Standards For Evaluating Clinical Trials

Before evaluating individual clinical trials concerning the efficacy and safety of medical uses of marijuana and cannabinoids, it is useful to review the general qualities of clinical trials. Clinical trials involve groups of individuals in which different treatments are compared among different groups. Such trials measure the efficacy of a medication and are required by the FDA for approval of any new drug or new use of a drug (discussed further in chapter 5).

The degree of assurance that the outcome of a clinical trial is due to the treatment being tested depends on how well the trial is designed. Three important factors to consider in evaluating the design of a clinical trial are sample selection, subjective effects, and effects that are independent of the treatment.

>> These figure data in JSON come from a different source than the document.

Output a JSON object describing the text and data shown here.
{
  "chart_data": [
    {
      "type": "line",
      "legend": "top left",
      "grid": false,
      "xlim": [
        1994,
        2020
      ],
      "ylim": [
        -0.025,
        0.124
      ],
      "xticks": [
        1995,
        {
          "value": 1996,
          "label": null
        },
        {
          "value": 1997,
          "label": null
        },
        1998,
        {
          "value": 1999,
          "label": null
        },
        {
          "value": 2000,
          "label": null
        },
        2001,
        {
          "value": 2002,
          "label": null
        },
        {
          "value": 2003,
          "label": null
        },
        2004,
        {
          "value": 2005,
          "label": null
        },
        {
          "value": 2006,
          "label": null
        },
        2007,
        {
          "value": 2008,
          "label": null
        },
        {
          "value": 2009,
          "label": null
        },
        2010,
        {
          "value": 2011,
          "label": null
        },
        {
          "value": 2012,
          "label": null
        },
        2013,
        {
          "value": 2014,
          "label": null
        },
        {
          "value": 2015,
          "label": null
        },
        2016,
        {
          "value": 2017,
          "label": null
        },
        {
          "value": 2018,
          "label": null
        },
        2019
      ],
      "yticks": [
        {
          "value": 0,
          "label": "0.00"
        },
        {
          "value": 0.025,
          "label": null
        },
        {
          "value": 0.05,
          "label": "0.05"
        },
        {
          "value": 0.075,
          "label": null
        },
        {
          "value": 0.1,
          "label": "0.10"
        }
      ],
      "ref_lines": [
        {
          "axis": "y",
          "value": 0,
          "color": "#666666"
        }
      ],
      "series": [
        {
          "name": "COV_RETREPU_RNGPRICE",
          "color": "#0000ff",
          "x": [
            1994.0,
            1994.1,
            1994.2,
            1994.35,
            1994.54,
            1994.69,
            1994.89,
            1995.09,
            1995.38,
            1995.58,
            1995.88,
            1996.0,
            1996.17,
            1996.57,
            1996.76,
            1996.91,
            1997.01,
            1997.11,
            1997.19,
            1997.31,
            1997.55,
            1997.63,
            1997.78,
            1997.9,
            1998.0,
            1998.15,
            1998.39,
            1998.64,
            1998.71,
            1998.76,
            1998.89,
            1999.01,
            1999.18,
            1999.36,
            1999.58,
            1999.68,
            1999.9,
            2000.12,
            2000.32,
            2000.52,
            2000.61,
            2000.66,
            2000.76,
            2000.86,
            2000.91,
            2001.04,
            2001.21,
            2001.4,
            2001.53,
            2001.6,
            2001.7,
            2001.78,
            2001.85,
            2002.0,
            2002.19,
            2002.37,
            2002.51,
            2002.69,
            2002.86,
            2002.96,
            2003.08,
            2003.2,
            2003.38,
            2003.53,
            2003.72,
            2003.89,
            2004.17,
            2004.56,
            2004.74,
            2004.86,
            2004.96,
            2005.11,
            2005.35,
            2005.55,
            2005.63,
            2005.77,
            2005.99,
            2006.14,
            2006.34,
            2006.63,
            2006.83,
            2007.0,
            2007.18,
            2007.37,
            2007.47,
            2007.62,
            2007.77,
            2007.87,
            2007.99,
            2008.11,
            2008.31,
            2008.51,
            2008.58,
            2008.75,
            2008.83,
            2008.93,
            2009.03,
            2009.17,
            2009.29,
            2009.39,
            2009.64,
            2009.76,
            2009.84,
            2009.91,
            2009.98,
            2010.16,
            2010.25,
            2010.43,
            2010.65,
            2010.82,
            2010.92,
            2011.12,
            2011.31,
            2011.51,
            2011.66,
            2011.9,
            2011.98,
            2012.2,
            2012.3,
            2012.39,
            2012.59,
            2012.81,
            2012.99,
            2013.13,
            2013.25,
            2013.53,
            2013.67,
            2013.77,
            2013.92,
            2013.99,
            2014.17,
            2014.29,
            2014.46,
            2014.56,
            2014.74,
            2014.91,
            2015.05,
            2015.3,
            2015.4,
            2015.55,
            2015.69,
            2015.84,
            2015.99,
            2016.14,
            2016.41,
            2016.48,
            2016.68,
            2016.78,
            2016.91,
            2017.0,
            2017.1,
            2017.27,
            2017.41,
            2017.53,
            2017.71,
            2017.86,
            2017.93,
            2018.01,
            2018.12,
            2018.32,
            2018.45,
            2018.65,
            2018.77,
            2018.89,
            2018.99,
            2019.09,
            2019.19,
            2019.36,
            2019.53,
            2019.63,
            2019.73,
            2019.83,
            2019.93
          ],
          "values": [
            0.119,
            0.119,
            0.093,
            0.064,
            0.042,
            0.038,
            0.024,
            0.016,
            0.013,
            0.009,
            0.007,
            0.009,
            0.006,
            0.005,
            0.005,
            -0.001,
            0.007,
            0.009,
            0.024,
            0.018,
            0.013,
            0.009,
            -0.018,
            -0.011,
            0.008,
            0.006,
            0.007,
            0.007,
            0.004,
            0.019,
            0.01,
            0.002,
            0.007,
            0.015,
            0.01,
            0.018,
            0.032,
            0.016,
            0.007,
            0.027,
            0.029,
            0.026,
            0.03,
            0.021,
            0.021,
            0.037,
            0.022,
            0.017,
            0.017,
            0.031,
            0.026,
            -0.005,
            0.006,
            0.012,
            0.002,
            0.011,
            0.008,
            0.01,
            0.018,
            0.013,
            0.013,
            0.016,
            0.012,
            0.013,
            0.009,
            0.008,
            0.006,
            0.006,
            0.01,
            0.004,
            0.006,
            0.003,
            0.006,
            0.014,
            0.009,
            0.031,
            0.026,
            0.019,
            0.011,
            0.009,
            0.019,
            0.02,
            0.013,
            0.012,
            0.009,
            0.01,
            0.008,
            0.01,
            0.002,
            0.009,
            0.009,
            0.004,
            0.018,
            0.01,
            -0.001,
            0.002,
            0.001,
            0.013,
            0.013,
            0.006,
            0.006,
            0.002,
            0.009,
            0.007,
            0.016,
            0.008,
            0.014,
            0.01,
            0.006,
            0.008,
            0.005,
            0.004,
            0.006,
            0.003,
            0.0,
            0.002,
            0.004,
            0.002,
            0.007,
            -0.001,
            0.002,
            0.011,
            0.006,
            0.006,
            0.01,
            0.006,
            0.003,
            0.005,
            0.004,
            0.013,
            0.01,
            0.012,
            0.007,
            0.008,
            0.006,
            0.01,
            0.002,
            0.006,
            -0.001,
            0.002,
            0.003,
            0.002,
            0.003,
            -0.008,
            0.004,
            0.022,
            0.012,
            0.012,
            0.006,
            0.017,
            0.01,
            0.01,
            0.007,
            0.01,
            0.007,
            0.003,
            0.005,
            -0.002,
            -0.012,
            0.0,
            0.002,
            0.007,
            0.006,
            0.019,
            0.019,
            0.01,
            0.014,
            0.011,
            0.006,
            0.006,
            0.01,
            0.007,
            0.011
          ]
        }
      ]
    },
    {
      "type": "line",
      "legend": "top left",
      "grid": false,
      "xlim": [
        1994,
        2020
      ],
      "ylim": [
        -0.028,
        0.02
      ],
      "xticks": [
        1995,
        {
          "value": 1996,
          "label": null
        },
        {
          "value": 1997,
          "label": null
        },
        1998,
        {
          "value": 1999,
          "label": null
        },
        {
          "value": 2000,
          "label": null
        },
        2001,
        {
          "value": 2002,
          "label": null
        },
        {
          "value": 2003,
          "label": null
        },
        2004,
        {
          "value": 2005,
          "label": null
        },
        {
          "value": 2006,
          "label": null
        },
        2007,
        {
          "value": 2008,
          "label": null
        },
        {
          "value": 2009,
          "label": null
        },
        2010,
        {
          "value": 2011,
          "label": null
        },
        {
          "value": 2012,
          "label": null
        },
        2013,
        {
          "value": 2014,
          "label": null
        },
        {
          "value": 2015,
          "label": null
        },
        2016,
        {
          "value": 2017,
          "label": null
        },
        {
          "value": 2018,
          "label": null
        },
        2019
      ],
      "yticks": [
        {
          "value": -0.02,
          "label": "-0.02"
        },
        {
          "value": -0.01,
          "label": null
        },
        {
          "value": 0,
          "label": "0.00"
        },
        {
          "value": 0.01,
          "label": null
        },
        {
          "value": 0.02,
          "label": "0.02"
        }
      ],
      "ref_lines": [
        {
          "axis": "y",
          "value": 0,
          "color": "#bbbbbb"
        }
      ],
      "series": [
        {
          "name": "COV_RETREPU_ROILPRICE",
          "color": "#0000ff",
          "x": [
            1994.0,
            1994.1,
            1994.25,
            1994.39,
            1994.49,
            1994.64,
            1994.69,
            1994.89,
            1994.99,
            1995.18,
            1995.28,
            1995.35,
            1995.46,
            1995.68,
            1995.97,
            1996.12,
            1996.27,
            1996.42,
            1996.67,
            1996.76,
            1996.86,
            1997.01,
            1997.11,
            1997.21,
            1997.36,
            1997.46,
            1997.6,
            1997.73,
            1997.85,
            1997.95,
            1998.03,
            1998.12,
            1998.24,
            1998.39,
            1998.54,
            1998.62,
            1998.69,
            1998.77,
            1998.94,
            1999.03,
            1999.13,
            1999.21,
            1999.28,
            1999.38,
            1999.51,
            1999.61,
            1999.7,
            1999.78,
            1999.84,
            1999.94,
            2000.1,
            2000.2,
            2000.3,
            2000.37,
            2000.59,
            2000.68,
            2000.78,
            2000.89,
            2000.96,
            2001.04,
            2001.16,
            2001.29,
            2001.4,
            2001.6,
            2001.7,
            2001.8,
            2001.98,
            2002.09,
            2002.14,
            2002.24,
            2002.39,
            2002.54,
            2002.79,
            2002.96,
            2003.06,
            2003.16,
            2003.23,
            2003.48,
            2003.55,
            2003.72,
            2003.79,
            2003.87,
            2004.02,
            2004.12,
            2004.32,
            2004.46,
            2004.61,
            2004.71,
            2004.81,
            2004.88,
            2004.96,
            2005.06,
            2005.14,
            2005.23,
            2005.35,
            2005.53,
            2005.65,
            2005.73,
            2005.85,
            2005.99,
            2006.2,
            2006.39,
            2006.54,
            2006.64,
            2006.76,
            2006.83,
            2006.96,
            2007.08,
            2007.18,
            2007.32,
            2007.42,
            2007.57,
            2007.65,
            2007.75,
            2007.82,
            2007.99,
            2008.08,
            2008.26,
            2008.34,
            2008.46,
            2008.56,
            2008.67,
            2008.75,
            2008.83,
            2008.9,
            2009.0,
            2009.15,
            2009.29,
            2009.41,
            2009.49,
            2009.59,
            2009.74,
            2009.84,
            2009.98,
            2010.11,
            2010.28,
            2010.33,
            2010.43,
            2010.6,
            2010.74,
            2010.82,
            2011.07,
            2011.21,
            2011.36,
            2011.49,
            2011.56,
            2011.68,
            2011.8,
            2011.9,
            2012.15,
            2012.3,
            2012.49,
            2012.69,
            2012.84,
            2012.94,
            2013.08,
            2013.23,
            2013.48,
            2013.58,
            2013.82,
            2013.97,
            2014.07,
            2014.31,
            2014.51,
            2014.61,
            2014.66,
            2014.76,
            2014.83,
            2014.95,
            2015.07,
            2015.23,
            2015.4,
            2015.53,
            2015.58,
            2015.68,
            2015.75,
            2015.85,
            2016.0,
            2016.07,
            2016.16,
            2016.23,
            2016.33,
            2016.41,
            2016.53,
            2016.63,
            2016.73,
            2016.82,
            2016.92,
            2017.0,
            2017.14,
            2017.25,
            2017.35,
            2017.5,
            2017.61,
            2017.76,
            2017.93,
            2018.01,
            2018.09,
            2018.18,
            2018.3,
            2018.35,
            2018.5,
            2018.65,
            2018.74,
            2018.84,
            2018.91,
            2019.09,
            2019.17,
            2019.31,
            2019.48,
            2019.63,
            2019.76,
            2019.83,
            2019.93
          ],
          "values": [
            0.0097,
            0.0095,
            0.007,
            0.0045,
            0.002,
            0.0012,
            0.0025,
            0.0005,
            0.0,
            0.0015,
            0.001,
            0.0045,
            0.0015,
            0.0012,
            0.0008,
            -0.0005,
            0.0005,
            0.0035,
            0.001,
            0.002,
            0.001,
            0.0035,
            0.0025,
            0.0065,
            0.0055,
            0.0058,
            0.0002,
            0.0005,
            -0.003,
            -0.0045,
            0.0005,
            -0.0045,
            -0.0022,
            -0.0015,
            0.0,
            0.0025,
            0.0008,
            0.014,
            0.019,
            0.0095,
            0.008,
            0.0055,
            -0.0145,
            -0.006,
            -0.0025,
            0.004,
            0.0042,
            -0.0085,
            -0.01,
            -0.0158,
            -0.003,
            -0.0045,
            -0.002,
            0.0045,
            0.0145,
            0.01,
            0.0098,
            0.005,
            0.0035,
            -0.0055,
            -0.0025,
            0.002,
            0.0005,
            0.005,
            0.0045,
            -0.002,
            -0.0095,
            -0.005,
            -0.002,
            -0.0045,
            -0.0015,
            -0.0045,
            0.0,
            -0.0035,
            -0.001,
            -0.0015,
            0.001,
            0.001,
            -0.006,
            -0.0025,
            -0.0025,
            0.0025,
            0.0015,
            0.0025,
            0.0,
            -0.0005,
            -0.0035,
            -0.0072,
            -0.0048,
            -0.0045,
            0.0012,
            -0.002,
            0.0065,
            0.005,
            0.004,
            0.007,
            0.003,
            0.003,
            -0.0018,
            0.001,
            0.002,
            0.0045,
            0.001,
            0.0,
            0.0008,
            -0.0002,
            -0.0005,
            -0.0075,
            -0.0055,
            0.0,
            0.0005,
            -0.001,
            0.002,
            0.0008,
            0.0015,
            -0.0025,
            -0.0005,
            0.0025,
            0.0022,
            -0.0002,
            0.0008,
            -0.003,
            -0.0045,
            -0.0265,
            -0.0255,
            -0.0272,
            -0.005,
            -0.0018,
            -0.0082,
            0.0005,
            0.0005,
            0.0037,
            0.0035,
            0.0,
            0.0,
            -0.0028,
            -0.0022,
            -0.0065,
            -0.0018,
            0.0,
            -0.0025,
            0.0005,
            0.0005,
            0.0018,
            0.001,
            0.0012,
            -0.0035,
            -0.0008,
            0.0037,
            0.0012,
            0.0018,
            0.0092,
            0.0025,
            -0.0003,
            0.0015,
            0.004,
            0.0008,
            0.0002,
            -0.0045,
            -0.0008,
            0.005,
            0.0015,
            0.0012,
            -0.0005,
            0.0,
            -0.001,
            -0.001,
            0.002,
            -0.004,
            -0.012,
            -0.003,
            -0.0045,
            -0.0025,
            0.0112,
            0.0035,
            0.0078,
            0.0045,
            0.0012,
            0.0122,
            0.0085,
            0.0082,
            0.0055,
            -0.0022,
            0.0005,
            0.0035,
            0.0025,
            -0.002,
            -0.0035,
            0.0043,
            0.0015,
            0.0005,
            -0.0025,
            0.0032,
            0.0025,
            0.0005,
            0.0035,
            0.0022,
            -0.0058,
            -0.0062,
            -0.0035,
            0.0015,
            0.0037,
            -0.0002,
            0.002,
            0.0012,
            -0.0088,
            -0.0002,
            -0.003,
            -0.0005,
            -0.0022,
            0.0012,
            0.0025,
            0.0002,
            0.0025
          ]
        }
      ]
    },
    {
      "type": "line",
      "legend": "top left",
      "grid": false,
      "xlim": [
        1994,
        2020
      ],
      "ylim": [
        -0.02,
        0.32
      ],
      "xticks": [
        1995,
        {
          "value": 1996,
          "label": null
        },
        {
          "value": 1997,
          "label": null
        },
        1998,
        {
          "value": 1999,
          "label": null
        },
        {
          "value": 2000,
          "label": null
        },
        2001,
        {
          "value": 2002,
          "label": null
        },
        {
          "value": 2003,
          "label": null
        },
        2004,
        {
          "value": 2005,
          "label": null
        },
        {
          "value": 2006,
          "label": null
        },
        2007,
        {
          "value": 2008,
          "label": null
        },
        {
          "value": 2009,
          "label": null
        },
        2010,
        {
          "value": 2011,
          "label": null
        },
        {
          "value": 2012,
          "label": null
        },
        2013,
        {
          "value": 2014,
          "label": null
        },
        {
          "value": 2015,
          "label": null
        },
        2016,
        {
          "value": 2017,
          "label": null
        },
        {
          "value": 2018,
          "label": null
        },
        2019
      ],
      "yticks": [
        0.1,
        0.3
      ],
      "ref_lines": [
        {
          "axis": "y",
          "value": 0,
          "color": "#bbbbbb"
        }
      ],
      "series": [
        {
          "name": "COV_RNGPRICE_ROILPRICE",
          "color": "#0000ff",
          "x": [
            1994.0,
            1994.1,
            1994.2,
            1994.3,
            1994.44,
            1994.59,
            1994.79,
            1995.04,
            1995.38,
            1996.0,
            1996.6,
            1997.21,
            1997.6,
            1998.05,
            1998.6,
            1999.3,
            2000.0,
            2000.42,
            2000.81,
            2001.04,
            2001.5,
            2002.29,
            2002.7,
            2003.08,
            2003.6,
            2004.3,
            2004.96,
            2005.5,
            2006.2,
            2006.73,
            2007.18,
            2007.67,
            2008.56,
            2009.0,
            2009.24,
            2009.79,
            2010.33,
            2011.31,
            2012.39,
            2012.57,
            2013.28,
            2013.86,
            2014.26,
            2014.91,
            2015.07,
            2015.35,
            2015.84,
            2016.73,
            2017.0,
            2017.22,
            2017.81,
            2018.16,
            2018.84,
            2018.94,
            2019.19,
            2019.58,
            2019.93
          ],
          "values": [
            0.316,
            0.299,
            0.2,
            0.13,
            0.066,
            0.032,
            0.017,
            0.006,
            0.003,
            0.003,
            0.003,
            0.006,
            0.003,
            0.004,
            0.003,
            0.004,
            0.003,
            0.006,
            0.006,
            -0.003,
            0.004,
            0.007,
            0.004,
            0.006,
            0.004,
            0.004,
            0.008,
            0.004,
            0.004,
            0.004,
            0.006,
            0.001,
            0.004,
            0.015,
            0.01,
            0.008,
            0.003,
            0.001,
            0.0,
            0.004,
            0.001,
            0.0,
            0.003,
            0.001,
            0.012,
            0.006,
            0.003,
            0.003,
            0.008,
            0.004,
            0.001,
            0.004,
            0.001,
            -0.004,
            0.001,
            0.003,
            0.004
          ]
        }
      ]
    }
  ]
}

For sample selection it is important to ensure that patients are allocated to different treatment groups in such a way that the groups are not biased toward a particular treatment outcome. For example, the health status, gender, and ages of different treatment groups should be equivalent. Subjective effects must be controlled because they influence experimental results in two important ways. First, a patient's expectation that a treatment will be effective can influence the degree of its effect (for example, in the control of nausea). Second, the investigator's expectation can influence his or her interpretation of the treatment effect (for example, when assessing the level of pain experienced by a patient).